Daily I toy with the idea of ending my blog, for it seems I'm spinning my wheels. Very rarely these days do I experience epiphanies about any of this. My thoughts are stale, my dreams are rubbed worn, and I've arrived, or so it seems, at a place where I can go no further. Is this it then? Am I to make no more progress in this quest to discover everything I can about my self: my childhood and its abuses most of all?

I'm turning 60 in 2 months. There is shame--though I'm aware there shouldn't be--at turning the big six-o and possessing little more self-understanding than I had when I began this journey into the unknown. I suppose what I thought initially was that I would embark on a journey with a definite destination. I would know when I had arrived and, once and for all I could lay down this heavy burden of confusion. Well, it seems I had it all wrong. I now believe there is no destination. You put one foot in front of the other, tentatively or with steady determination, and then the next one and the next one. You have set-backs; you relapse from your decision to be strong and deal with whatever comes up, no matter what it is because you want to know everything you can about what happened to you, and what you've turned into as a result.
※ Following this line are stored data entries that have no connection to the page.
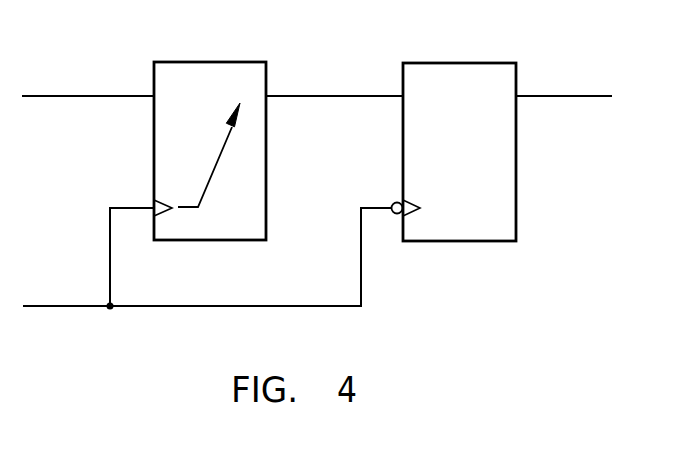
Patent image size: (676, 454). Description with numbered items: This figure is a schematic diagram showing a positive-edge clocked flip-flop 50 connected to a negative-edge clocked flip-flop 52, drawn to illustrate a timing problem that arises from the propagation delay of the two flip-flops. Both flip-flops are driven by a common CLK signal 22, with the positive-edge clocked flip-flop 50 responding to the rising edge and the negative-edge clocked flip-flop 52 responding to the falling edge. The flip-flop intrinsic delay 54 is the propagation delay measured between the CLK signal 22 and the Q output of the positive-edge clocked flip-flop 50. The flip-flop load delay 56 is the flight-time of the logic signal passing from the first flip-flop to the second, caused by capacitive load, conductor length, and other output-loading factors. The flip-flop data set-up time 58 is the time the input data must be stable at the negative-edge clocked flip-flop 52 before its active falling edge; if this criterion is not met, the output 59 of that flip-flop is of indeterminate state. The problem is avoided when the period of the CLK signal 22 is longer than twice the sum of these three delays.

The positive-edge clocked flip-flop 50 is at (163, 62).
The negative-edge clocked flip-flop 52 is at (412, 63).
The flip-flop intrinsic delay 54 is at (208, 177).
The flip-flop load delay 56 is at (325, 97).
The flip-flop data set-up time 58 is at (425, 117).
The output 59 is at (552, 97).
The CLK signal 22 is at (32, 307).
I'm not bummed about turning 60. I'm bummed about turning 60 and not having gotten farther along than I have. For some reason I thought I'd have it more together by now. I thought my never-ending sorrow would by now be a thing of the past, at best a shadowed memory.

I don't know what to think about any of this. I'm disappointed in myself. I'm weary of talking and thinking about DID. That's it, really. I'm just weary of the whole thing.